黄教安(ファン・ギョアン)国務総理は、9日、ソウル庁舎で開かれたアメリカ大統領選挙関連長官会議で「政府は、対北韓政策の基調を一貫して維持し、北韓の非核化や包括的戦略同盟を強化する一方、韓国経済の安定と韓米両国間の協力の拡大のためにドナルド・トランプ氏と幅広く協議していく」と明らかにしました。
また、黄総理は、「企画財政部、外交部、国防部などの各部署は、分野別にトランプ氏の政策や公約を確認し、その影響を分析、政府を挙げて体系的な対応策を設けなければならない」と強調しました。
続いて、不安な様子を見せている金融市場を安定させるため、経済副総理を中心に金融市場のモニタリングをより強化するなど、必要な措置を取るよう指示しました。
そして、政府と民間部門が多様な協力チャンネルを使い、両国間の貿易が萎縮しないよう求めました。
政府は、この会議で、韓・米自由貿易協定(FTA)などについては、トランプ氏の具体的な通商政策を見て対応していくことにしました。

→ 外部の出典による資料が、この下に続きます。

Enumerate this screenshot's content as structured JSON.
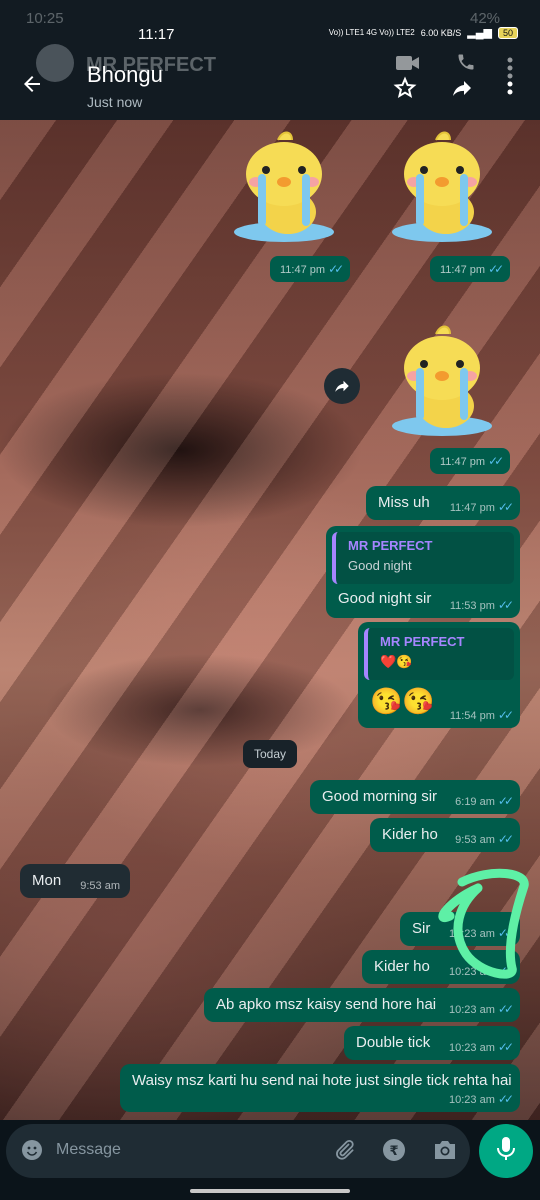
{
  "status": {
    "time_under": "10:25",
    "time": "11:17",
    "network": "Vo)) LTE1 4G Vo)) LTE2",
    "speed": "6.00 KB/S",
    "battery_under": "42%",
    "battery": "50"
  },
  "header": {
    "ghost_name": "MR PERFECT",
    "contact_name": "Bhongu",
    "subtitle": "Just now"
  },
  "date_divider": "Today",
  "messages": {
    "s1_time": "11:47 pm",
    "s2_time": "11:47 pm",
    "s3_time": "11:47 pm",
    "miss_text": "Miss uh",
    "miss_time": "11:47 pm",
    "q1_name": "MR PERFECT",
    "q1_text": "Good night",
    "gn_text": "Good night sir",
    "gn_time": "11:53 pm",
    "q2_name": "MR PERFECT",
    "q2_text": "❤️😘",
    "kiss_text": "😘😘",
    "kiss_time": "11:54 pm",
    "gm_text": "Good morning sir",
    "gm_time": "6:19 am",
    "kider1_text": "Kider ho",
    "kider1_time": "9:53 am",
    "mon_text": "Mon",
    "mon_time": "9:53 am",
    "sir_text": "Sir",
    "sir_time": "10:23 am",
    "kider2_text": "Kider ho",
    "kider2_time": "10:23 am",
    "apko_text": "Ab apko msz kaisy send hore hai",
    "apko_time": "10:23 am",
    "double_text": "Double tick",
    "double_time": "10:23 am",
    "waisy_text": "Waisy msz karti hu send nai hote just single tick rehta hai",
    "waisy_time": "10:23 am"
  },
  "composer": {
    "placeholder": "Message"
  },
  "colors": {
    "outgoing_bubble": "#005c4b",
    "incoming_bubble": "#202c33",
    "read_tick": "#53bdeb",
    "mic_button": "#00a884",
    "scribble": "#5ef0a6"
  }
}
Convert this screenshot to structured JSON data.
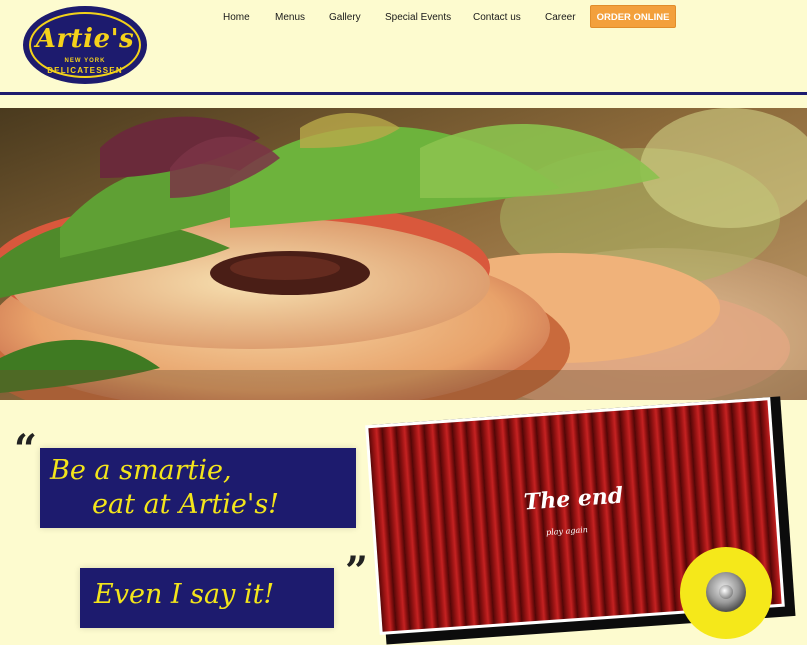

特に、トランプ氏が公共インフラへの投資の拡大、自国の製造業の育成と石油・シェールガスなどエネルギー開発を強調しているだけに、これを機会として活用し、両国の利益に繋がるような投資拡大策を模索することにしました。
また、金融市場に対する過度な懸念が拡散しないよう、海外投資家や国際信用格付け会社などに韓国経済の強みを広報することにしました。
安保については、韓米同盟の重要性に関する認識が定着するよう、アメリカの政権引継ぎチームと緊密に協議していく一方、対北韓制裁の必要性についても共感が広がるように取り組むことにしました。